Escrow accounts: Key points

The newly introduced concept of escrow account (rakhunok umovnogo zberigannya) includes the following elements:

  • The escrow agent (the bank where the escrow account is maintained) is only permitted to release funds from the escrow account upon having received the documents or other evidence confirming the fulfilment of the conditions set out in the respective escrow account agreement.
  • Until released in accordance with the terms of the escrow account agreement, the escrow funds will be blocked in the escrow account, and neither the client nor the beneficiary will be permitted to dispose of such funds (unless the escrow account agreement provides otherwise).
  • The funds standing to the credit of an escrow account cannot be subject to any enforcement or arrest procedure, nor can such funds be included in the account owner's liquidation estate in the account owner’s bankruptcy proceedings.
  • An escrow account agreement may only be terminated upon the beneficiary’s prior written consent.

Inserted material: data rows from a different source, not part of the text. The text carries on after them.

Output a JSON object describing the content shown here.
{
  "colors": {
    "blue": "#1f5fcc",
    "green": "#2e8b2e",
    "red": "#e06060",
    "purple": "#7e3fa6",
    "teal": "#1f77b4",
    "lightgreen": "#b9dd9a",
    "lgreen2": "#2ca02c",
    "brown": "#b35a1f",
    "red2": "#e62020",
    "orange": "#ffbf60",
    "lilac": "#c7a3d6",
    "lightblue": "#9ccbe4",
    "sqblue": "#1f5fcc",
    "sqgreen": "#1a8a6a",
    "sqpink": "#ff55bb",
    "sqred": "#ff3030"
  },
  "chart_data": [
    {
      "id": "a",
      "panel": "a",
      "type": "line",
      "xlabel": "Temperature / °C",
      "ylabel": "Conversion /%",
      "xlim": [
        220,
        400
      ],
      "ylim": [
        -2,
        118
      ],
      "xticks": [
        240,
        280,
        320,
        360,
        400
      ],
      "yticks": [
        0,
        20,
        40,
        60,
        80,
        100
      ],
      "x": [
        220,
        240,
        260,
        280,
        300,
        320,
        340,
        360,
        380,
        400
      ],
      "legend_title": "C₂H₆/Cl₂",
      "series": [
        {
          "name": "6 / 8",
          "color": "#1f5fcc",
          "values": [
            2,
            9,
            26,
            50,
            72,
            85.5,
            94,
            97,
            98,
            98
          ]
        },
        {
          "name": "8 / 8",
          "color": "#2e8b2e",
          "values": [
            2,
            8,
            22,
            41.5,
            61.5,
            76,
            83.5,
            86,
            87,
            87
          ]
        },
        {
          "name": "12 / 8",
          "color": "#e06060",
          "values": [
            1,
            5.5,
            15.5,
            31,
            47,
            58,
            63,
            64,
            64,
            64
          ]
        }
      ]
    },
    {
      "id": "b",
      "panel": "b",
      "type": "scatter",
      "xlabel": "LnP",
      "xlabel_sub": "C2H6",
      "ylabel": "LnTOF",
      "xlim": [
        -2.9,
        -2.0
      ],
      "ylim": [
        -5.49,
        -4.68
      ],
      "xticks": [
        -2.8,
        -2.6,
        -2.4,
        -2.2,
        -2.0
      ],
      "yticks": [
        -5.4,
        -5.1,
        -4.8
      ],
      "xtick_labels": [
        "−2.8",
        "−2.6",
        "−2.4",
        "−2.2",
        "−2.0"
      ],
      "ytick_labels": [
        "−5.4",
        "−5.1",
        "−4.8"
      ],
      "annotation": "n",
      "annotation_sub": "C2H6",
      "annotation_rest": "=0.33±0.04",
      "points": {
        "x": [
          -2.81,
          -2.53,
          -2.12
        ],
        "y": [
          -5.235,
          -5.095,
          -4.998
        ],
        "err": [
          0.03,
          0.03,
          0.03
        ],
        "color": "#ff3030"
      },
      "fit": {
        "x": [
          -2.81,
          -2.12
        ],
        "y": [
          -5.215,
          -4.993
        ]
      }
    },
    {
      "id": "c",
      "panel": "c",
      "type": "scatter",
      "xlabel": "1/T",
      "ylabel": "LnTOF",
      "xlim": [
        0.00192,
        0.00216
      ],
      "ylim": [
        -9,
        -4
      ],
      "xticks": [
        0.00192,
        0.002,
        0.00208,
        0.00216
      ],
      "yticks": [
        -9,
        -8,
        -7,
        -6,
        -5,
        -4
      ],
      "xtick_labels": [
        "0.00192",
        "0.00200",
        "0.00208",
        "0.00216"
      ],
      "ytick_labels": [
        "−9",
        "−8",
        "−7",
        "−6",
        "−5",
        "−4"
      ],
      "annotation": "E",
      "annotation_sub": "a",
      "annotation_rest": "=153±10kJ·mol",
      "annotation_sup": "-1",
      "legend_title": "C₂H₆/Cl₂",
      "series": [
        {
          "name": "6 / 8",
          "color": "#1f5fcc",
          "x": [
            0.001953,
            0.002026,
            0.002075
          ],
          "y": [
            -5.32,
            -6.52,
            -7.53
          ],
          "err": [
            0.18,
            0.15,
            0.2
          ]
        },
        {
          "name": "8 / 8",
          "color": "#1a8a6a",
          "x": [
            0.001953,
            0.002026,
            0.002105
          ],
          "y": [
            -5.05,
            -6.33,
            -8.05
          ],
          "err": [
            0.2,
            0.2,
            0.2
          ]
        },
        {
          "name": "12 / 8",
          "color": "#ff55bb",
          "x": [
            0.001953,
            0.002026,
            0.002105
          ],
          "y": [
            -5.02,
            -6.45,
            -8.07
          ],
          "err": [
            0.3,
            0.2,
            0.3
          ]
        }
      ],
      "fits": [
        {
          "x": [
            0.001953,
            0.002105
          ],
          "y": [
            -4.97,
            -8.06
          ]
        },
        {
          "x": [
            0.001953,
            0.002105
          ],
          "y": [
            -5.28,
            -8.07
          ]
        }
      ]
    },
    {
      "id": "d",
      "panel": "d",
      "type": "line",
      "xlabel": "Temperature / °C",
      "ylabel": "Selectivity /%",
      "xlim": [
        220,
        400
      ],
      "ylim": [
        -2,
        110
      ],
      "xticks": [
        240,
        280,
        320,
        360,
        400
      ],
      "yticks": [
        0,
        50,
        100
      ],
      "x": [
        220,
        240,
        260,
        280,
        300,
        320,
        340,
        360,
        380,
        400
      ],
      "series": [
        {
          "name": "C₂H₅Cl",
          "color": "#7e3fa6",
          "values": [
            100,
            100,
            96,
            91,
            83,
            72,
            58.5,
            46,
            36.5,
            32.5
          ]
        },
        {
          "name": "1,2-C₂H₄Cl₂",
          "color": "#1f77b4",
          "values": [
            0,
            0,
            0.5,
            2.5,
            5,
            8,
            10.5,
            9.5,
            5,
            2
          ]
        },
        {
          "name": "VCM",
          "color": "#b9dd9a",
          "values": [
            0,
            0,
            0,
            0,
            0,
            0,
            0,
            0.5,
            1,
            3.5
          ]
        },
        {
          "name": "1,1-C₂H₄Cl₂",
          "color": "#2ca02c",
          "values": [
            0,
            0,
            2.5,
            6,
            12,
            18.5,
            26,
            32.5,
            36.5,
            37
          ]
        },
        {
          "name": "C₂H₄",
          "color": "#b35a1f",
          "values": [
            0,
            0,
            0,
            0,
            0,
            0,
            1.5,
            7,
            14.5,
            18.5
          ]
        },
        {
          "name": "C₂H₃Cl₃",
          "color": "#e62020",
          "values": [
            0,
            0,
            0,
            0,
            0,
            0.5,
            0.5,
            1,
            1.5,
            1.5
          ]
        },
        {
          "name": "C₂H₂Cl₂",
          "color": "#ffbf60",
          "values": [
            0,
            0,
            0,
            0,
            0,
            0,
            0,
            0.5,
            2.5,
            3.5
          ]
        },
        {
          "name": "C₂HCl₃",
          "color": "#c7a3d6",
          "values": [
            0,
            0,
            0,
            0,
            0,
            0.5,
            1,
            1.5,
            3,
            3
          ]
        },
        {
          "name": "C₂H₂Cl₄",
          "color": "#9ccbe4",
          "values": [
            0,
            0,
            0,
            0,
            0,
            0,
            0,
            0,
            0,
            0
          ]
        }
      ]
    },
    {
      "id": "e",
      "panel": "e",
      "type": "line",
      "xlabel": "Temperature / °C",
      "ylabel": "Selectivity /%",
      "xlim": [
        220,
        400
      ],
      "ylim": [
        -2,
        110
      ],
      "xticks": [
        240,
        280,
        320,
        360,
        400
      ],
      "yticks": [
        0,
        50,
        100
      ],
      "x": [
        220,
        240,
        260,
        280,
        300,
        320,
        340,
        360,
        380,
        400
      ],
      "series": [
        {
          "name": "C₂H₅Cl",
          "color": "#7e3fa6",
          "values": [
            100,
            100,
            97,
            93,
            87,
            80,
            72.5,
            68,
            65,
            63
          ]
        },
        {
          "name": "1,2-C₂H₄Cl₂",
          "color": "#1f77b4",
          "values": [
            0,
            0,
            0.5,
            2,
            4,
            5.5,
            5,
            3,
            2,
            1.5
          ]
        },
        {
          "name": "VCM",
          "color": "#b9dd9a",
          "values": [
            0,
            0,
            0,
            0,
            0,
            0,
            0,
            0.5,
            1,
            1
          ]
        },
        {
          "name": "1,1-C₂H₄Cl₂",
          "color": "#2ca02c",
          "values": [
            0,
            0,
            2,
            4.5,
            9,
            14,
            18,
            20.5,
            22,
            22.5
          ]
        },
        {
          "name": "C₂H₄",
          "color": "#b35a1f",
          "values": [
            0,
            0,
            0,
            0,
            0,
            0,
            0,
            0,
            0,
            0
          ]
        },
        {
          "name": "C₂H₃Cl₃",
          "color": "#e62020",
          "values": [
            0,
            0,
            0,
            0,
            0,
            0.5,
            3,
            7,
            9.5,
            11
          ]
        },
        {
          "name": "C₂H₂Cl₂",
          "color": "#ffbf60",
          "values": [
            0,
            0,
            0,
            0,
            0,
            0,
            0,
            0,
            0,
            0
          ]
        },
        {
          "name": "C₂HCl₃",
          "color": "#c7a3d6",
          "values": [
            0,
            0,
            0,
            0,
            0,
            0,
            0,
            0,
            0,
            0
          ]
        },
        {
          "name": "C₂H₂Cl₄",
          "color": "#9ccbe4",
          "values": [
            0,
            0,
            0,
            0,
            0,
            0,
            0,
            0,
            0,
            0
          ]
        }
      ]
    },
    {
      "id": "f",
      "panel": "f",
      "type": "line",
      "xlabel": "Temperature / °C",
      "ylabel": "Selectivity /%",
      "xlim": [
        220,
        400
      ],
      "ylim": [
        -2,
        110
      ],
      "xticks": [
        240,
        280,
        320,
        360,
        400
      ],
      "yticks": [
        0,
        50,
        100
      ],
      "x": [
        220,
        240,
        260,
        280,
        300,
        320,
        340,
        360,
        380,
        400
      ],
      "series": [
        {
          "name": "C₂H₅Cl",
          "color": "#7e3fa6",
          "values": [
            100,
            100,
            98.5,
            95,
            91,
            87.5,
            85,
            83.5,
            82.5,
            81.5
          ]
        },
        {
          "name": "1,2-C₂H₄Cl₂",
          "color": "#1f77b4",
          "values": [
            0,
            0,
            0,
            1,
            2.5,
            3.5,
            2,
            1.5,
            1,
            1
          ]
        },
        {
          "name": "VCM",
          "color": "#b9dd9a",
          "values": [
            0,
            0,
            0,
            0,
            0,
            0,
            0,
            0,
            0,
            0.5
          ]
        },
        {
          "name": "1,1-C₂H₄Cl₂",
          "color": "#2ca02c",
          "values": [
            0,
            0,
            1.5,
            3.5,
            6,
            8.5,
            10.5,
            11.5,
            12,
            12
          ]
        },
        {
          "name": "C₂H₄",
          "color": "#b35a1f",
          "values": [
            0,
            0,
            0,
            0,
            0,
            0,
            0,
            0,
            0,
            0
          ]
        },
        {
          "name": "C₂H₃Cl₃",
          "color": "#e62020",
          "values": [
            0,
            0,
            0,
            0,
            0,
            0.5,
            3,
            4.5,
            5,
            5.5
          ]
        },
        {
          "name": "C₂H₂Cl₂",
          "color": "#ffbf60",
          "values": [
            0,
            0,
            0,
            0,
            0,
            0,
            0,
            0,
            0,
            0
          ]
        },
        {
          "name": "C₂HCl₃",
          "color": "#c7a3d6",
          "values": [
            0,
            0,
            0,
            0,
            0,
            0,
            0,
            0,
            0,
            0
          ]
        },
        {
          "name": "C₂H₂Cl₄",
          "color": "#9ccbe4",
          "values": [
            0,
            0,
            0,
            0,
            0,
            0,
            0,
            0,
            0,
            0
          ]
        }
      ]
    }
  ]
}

Bank account pledge: What has changed?

The Law resolves a number of issues arising under a pledge of rights to funds in a bank account (the "Pledge"):

  • The Law expressly requires a Ukrainian bank to refuse performing any transaction with the “pledged” funds in a current account on the instructions of the account holder if such transaction would decrease the balance of the account below the threshold established by the escrow account agreement.
  • It will no longer be required to execute a direct debit agreement with the bank in order to enable the pledgee to debit the pledged account, as the Law allows enforcing a Pledge by way of the bank directly debiting the pledged account following the instruction of the pledgee, provided that the bank has been notified of the Pledge and the pledge agreement expressly permits the pledgee to debit the account.
  • The Law clarifies that a Pledge can be enforced not only through the assignment of the pledged rights to funds in the bank account in favour of the pledgee, but also through the sale of such rights to a third party buyer.
  • The Law stipulates that a pledgee's direct debit instruction delivered in connection with the Pledge will enjoy priority over any conflicting claims to the funds in the “pledged” account.
  • A Pledge may not be created in respect of the rights to funds in a bank account that is blocked or is subject to a public encumbrance, as well as where a prior pledge agreement prohibits the creation of subsequent Pledges.
  • Any termination or amendment of a bank account agreement for the account that is subject to a Pledge may only be carried out upon the pledgee’s prior written consent.

The Law will enter into force upon its official publication, which we expect to occur soon.